Retinoblastoma (RB) is the most common intraocular cancer and is associated with lifelong risks of developing a second primary cancer, especially in patients with hereditary RB and/or childhood exposure to radiotherapy.
The study included all consecutive patients with a history of RB treated for a second primary cancer during 1994–2018. Patient demographics and characteristics of the primary RB and second primary cancer were examined. The associations among radiation or chemotherapy exposure as a treatment for RB, unilateral versus bilateral status, types and multiplicity of second primary cancers, and survival after diagnosis of second primary cancer were analyzed.

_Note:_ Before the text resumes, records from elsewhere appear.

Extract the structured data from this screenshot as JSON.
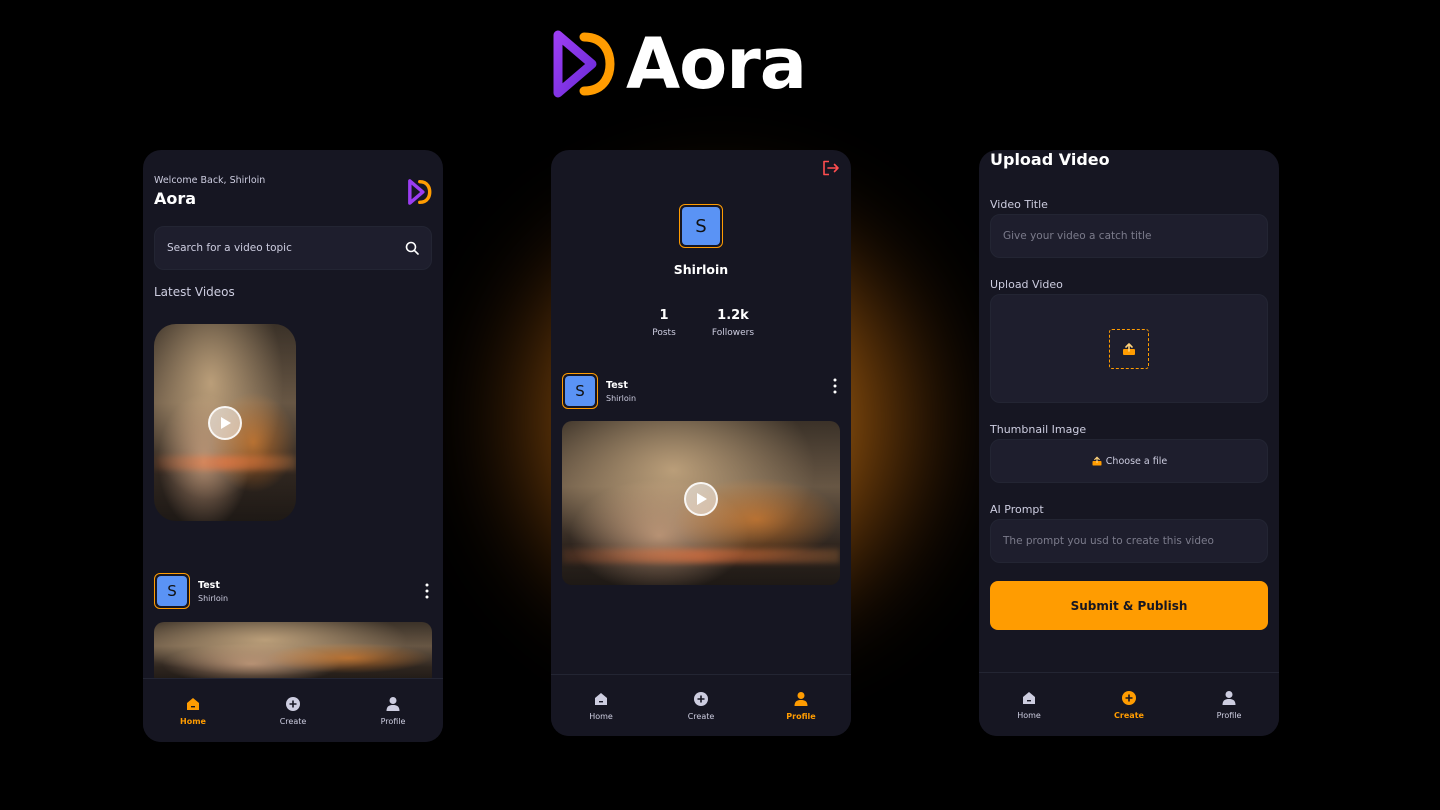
{
  "brand": {
    "name": "Aora",
    "logo_icon": "aora-logo-icon"
  },
  "colors": {
    "accent": "#FF9C01",
    "background": "#161622",
    "field": "#1E1E2D",
    "logo_purple": "#9B3DF2",
    "logo_orange": "#FF9C01",
    "logout": "#FF4D4F"
  },
  "home": {
    "welcome": "Welcome Back, Shirloin",
    "title": "Aora",
    "search": {
      "placeholder": "Search for a video topic"
    },
    "section_title": "Latest Videos",
    "post": {
      "title": "Test",
      "author": "Shirloin",
      "avatar_letter": "S"
    }
  },
  "profile": {
    "avatar_letter": "S",
    "username": "Shirloin",
    "stats": [
      {
        "value": "1",
        "label": "Posts"
      },
      {
        "value": "1.2k",
        "label": "Followers"
      }
    ],
    "post": {
      "title": "Test",
      "author": "Shirloin",
      "avatar_letter": "S"
    }
  },
  "create": {
    "title": "Upload Video",
    "video_title": {
      "label": "Video Title",
      "placeholder": "Give your video a catch title"
    },
    "upload_video": {
      "label": "Upload Video"
    },
    "thumbnail": {
      "label": "Thumbnail Image",
      "button": "Choose a file"
    },
    "ai_prompt": {
      "label": "AI Prompt",
      "placeholder": "The prompt you usd to create this video"
    },
    "submit": "Submit & Publish"
  },
  "tabs": [
    {
      "label": "Home",
      "icon": "home-icon"
    },
    {
      "label": "Create",
      "icon": "plus-circle-icon"
    },
    {
      "label": "Profile",
      "icon": "user-icon"
    }
  ]
}
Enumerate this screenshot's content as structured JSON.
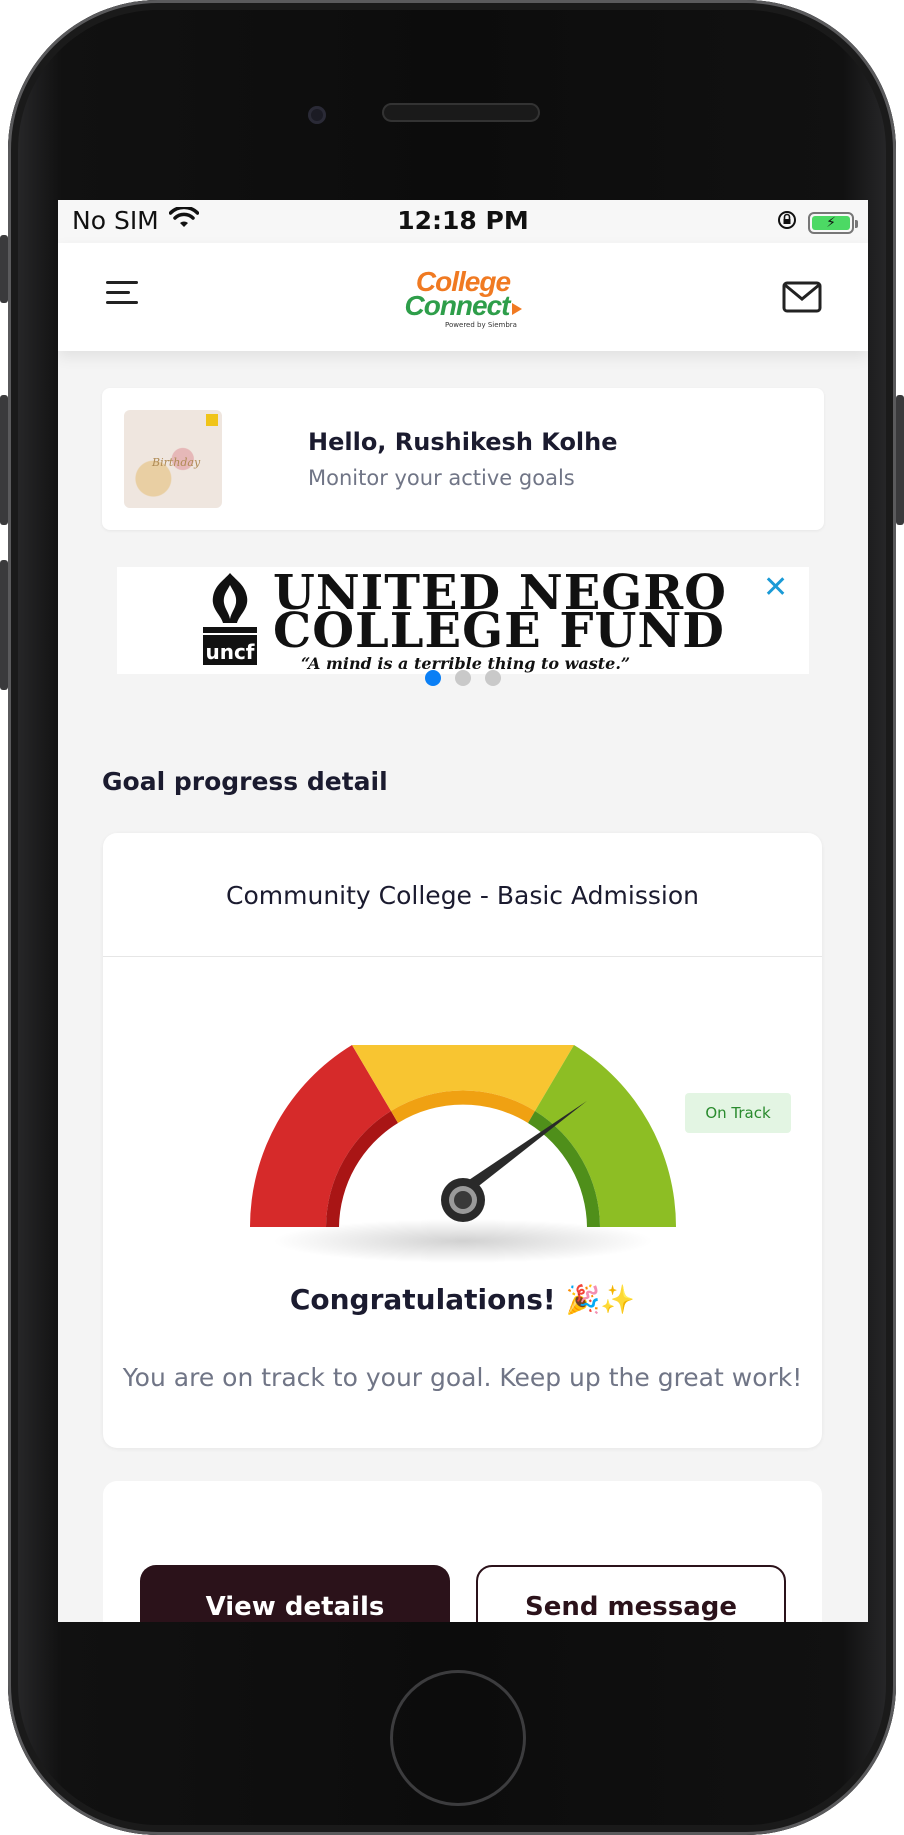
{
  "status_bar": {
    "carrier": "No SIM",
    "time": "12:18 PM",
    "icons": [
      "wifi-icon",
      "orientation-lock-icon",
      "battery-charging-icon"
    ]
  },
  "header": {
    "logo_word1": "College",
    "logo_word2": "Connect",
    "logo_tagline": "Powered by Siembra",
    "menu_icon": "hamburger-menu-icon",
    "mail_icon": "mail-icon"
  },
  "hello_card": {
    "greeting": "Hello, Rushikesh Kolhe",
    "subtitle": "Monitor your active goals",
    "avatar_text": "Birthday"
  },
  "banner": {
    "line1": "UNITED NEGRO",
    "line2": "COLLEGE FUND",
    "tagline": "“A mind is a terrible thing to waste.”",
    "logo_text": "uncf",
    "close_icon": "✕",
    "slides": 3,
    "active_slide": 1
  },
  "section": {
    "title": "Goal progress detail"
  },
  "goal_card": {
    "title": "Community College - Basic Admission",
    "status_badge": "On Track",
    "gauge_level": 0.8,
    "colors": {
      "red": "#d62a2a",
      "yellow": "#f8c531",
      "green": "#8dbe24"
    },
    "congrats": "Congratulations! 🎉✨",
    "message": "You are on track to your goal. Keep up the great work!"
  },
  "actions": {
    "view_details": "View details",
    "send_message": "Send message"
  }
}
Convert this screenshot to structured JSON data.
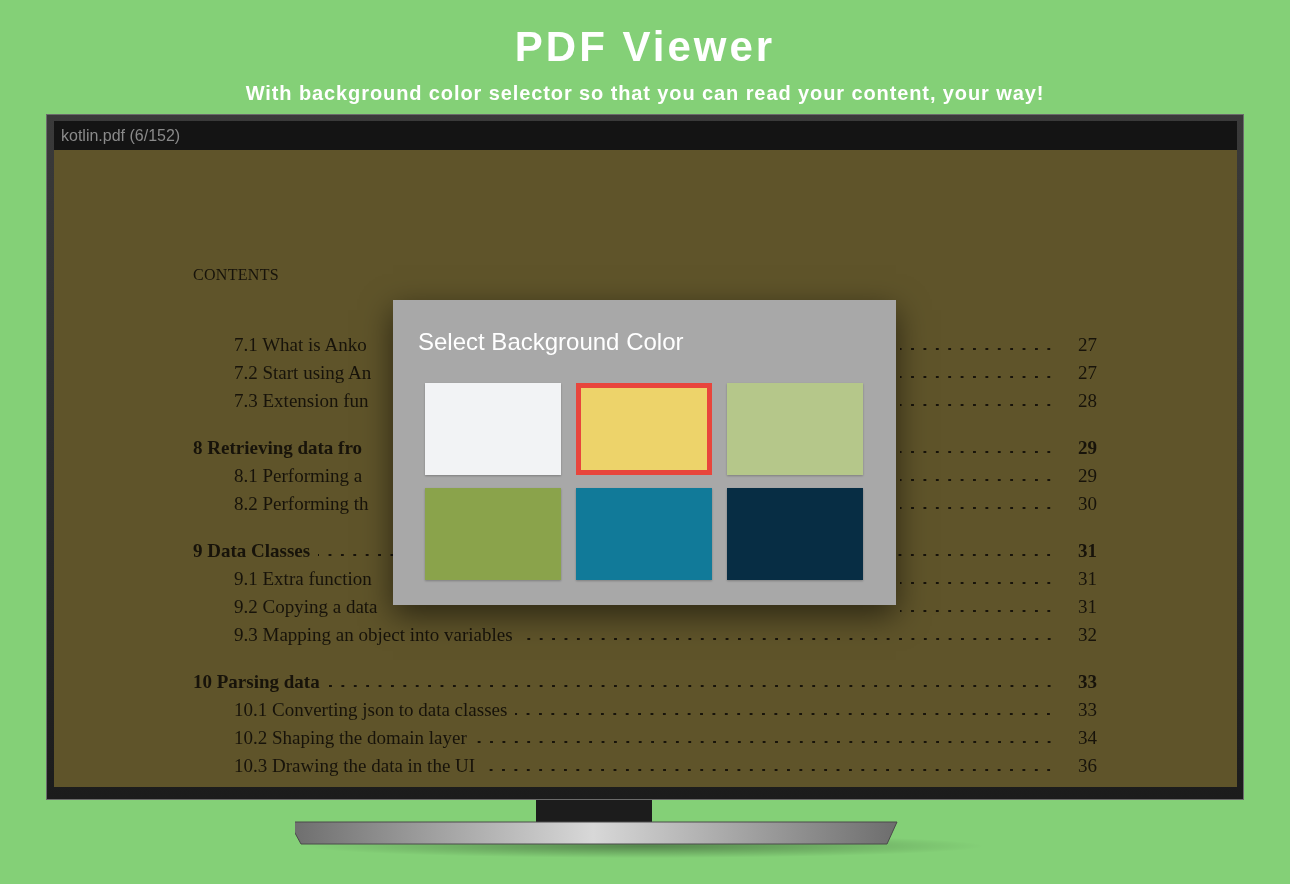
{
  "banner": {
    "title": "PDF Viewer",
    "subtitle": "With background color selector so that you can read your content, your way!"
  },
  "viewer": {
    "title_bar": "kotlin.pdf (6/152)",
    "page": {
      "heading": "CONTENTS",
      "groups": [
        {
          "entries": [
            {
              "kind": "section",
              "text": "7.1 What is Anko",
              "page": "27",
              "covered": true
            },
            {
              "kind": "section",
              "text": "7.2 Start using An",
              "page": "27",
              "covered": true
            },
            {
              "kind": "section",
              "text": "7.3 Extension fun",
              "page": "28",
              "covered": true
            }
          ]
        },
        {
          "entries": [
            {
              "kind": "chapter",
              "text": "8 Retrieving data fro",
              "page": "29",
              "covered": true
            },
            {
              "kind": "section",
              "text": "8.1 Performing a",
              "page": "29",
              "covered": true
            },
            {
              "kind": "section",
              "text": "8.2 Performing th",
              "page": "30",
              "covered": true
            }
          ]
        },
        {
          "entries": [
            {
              "kind": "chapter",
              "text": "9 Data Classes",
              "page": "31",
              "covered": false
            },
            {
              "kind": "section",
              "text": "9.1 Extra function",
              "page": "31",
              "covered": true
            },
            {
              "kind": "section",
              "text": "9.2 Copying a data",
              "page": "31",
              "covered": true
            },
            {
              "kind": "section",
              "text": "9.3 Mapping an object into variables",
              "page": "32",
              "covered": false
            }
          ]
        },
        {
          "entries": [
            {
              "kind": "chapter",
              "text": "10 Parsing data",
              "page": "33",
              "covered": false
            },
            {
              "kind": "section",
              "text": "10.1 Converting json to data classes",
              "page": "33",
              "covered": false
            },
            {
              "kind": "section",
              "text": "10.2 Shaping the domain layer",
              "page": "34",
              "covered": false
            },
            {
              "kind": "section",
              "text": "10.3 Drawing the data in the UI",
              "page": "36",
              "covered": false
            }
          ]
        }
      ]
    }
  },
  "dialog": {
    "title": "Select Background Color",
    "swatches": [
      {
        "color": "#f2f3f5",
        "selected": false
      },
      {
        "color": "#edd36a",
        "selected": true
      },
      {
        "color": "#b5c78a",
        "selected": false
      },
      {
        "color": "#8aa34b",
        "selected": false
      },
      {
        "color": "#117a99",
        "selected": false
      },
      {
        "color": "#072d44",
        "selected": false
      }
    ]
  }
}
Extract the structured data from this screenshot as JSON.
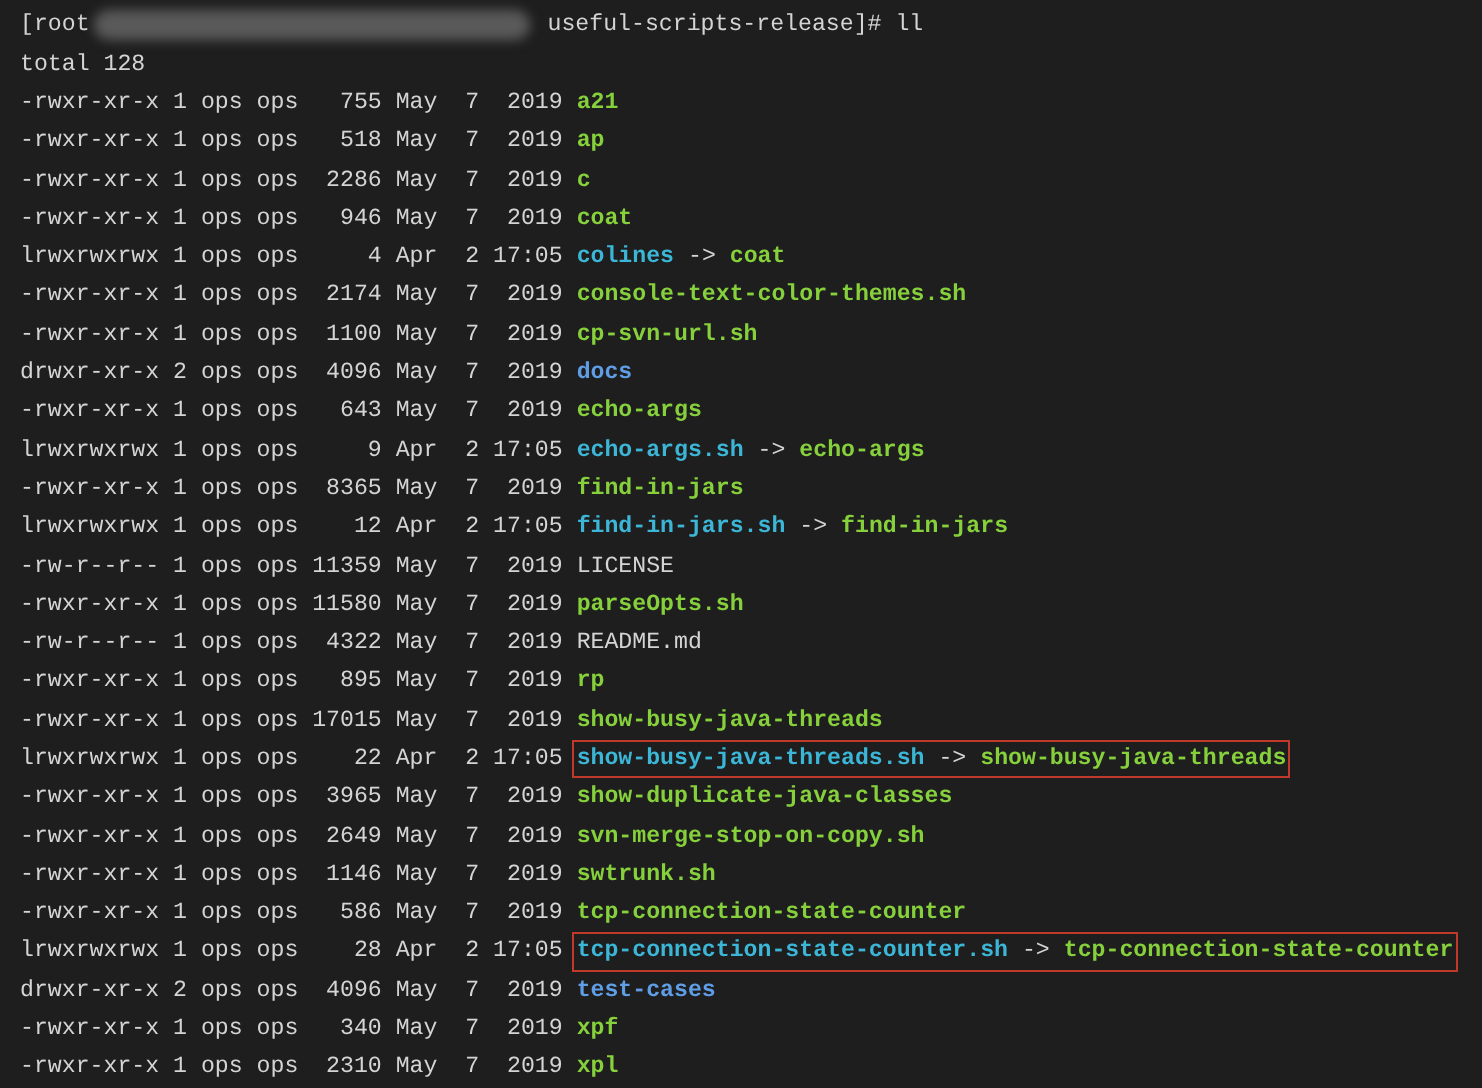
{
  "prompt": {
    "prefix": "[root",
    "suffix": "useful-scripts-release]# ll"
  },
  "total": "total 128",
  "entries": [
    {
      "meta": "-rwxr-xr-x 1 ops ops   755 May  7  2019",
      "name": "a21",
      "kind": "exec",
      "highlighted": false
    },
    {
      "meta": "-rwxr-xr-x 1 ops ops   518 May  7  2019",
      "name": "ap",
      "kind": "exec",
      "highlighted": false
    },
    {
      "meta": "-rwxr-xr-x 1 ops ops  2286 May  7  2019",
      "name": "c",
      "kind": "exec",
      "highlighted": false
    },
    {
      "meta": "-rwxr-xr-x 1 ops ops   946 May  7  2019",
      "name": "coat",
      "kind": "exec",
      "highlighted": false
    },
    {
      "meta": "lrwxrwxrwx 1 ops ops     4 Apr  2 17:05",
      "name": "colines",
      "kind": "link",
      "arrow": "->",
      "target": "coat",
      "highlighted": false
    },
    {
      "meta": "-rwxr-xr-x 1 ops ops  2174 May  7  2019",
      "name": "console-text-color-themes.sh",
      "kind": "exec",
      "highlighted": false
    },
    {
      "meta": "-rwxr-xr-x 1 ops ops  1100 May  7  2019",
      "name": "cp-svn-url.sh",
      "kind": "exec",
      "highlighted": false
    },
    {
      "meta": "drwxr-xr-x 2 ops ops  4096 May  7  2019",
      "name": "docs",
      "kind": "dir",
      "highlighted": false
    },
    {
      "meta": "-rwxr-xr-x 1 ops ops   643 May  7  2019",
      "name": "echo-args",
      "kind": "exec",
      "highlighted": false
    },
    {
      "meta": "lrwxrwxrwx 1 ops ops     9 Apr  2 17:05",
      "name": "echo-args.sh",
      "kind": "link",
      "arrow": "->",
      "target": "echo-args",
      "highlighted": false
    },
    {
      "meta": "-rwxr-xr-x 1 ops ops  8365 May  7  2019",
      "name": "find-in-jars",
      "kind": "exec",
      "highlighted": false
    },
    {
      "meta": "lrwxrwxrwx 1 ops ops    12 Apr  2 17:05",
      "name": "find-in-jars.sh",
      "kind": "link",
      "arrow": "->",
      "target": "find-in-jars",
      "highlighted": false
    },
    {
      "meta": "-rw-r--r-- 1 ops ops 11359 May  7  2019",
      "name": "LICENSE",
      "kind": "file",
      "highlighted": false
    },
    {
      "meta": "-rwxr-xr-x 1 ops ops 11580 May  7  2019",
      "name": "parseOpts.sh",
      "kind": "exec",
      "highlighted": false
    },
    {
      "meta": "-rw-r--r-- 1 ops ops  4322 May  7  2019",
      "name": "README.md",
      "kind": "file",
      "highlighted": false
    },
    {
      "meta": "-rwxr-xr-x 1 ops ops   895 May  7  2019",
      "name": "rp",
      "kind": "exec",
      "highlighted": false
    },
    {
      "meta": "-rwxr-xr-x 1 ops ops 17015 May  7  2019",
      "name": "show-busy-java-threads",
      "kind": "exec",
      "highlighted": false
    },
    {
      "meta": "lrwxrwxrwx 1 ops ops    22 Apr  2 17:05",
      "name": "show-busy-java-threads.sh",
      "kind": "link",
      "arrow": "->",
      "target": "show-busy-java-threads",
      "highlighted": true
    },
    {
      "meta": "-rwxr-xr-x 1 ops ops  3965 May  7  2019",
      "name": "show-duplicate-java-classes",
      "kind": "exec",
      "highlighted": false
    },
    {
      "meta": "-rwxr-xr-x 1 ops ops  2649 May  7  2019",
      "name": "svn-merge-stop-on-copy.sh",
      "kind": "exec",
      "highlighted": false
    },
    {
      "meta": "-rwxr-xr-x 1 ops ops  1146 May  7  2019",
      "name": "swtrunk.sh",
      "kind": "exec",
      "highlighted": false
    },
    {
      "meta": "-rwxr-xr-x 1 ops ops   586 May  7  2019",
      "name": "tcp-connection-state-counter",
      "kind": "exec",
      "highlighted": false
    },
    {
      "meta": "lrwxrwxrwx 1 ops ops    28 Apr  2 17:05",
      "name": "tcp-connection-state-counter.sh",
      "kind": "link",
      "arrow": "->",
      "target": "tcp-connection-state-counter",
      "highlighted": true
    },
    {
      "meta": "drwxr-xr-x 2 ops ops  4096 May  7  2019",
      "name": "test-cases",
      "kind": "dir",
      "highlighted": false
    },
    {
      "meta": "-rwxr-xr-x 1 ops ops   340 May  7  2019",
      "name": "xpf",
      "kind": "exec",
      "highlighted": false
    },
    {
      "meta": "-rwxr-xr-x 1 ops ops  2310 May  7  2019",
      "name": "xpl",
      "kind": "exec",
      "highlighted": false
    }
  ]
}
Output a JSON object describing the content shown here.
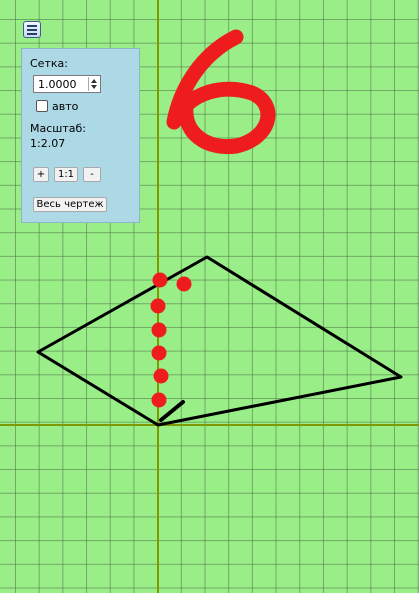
{
  "panel": {
    "grid_label": "Сетка:",
    "grid_value": "1.0000",
    "auto_label": "авто",
    "auto_checked": false,
    "scale_label": "Масштаб:",
    "scale_value": "1:2.07",
    "zoom_in_label": "+",
    "zoom_reset_label": "1:1",
    "zoom_out_label": "-",
    "fit_all_label": "Весь чертеж"
  },
  "canvas": {
    "background_color": "#99ee88",
    "axis_color": "#7f9900",
    "shape_color": "#000000",
    "annotation_color": "#ee1c1c",
    "handwritten_number": "6"
  },
  "icons": {
    "menu": "hamburger-menu-icon"
  }
}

A wide spectrum of second primary cancer types was identified from 62 eligible patients (30 males and 32 females), including sarcoma, breast cancer, various skin cancers, gastrointestinal and genitourinary cancers, and endocrine cancers. Of all patients who had second primary cancers, 40 patients (65%) had bilateral RB and 17 patients (27%) had unilateral RB. Thirty-five patients (56%) who developed second primary cancers received radiation therapy during childhood as the treatment of RB, and 17 patients (27%) received chemotherapy for the treatment of RB. The 5-year and 10-year survival rates for RB patients diagnosed with a second primary cancer were 54.0% and 36.0%, respectively. The median age of onset of second primary cancer among RB survivors was 36.6 years.
In contrast to previous studies, we found a broader spectrum of second primary cancer types. All RB survivors, regardless of unilateral or bilateral status, should undergo strict cancer surveillance particularly as they approach the fourth decade of life.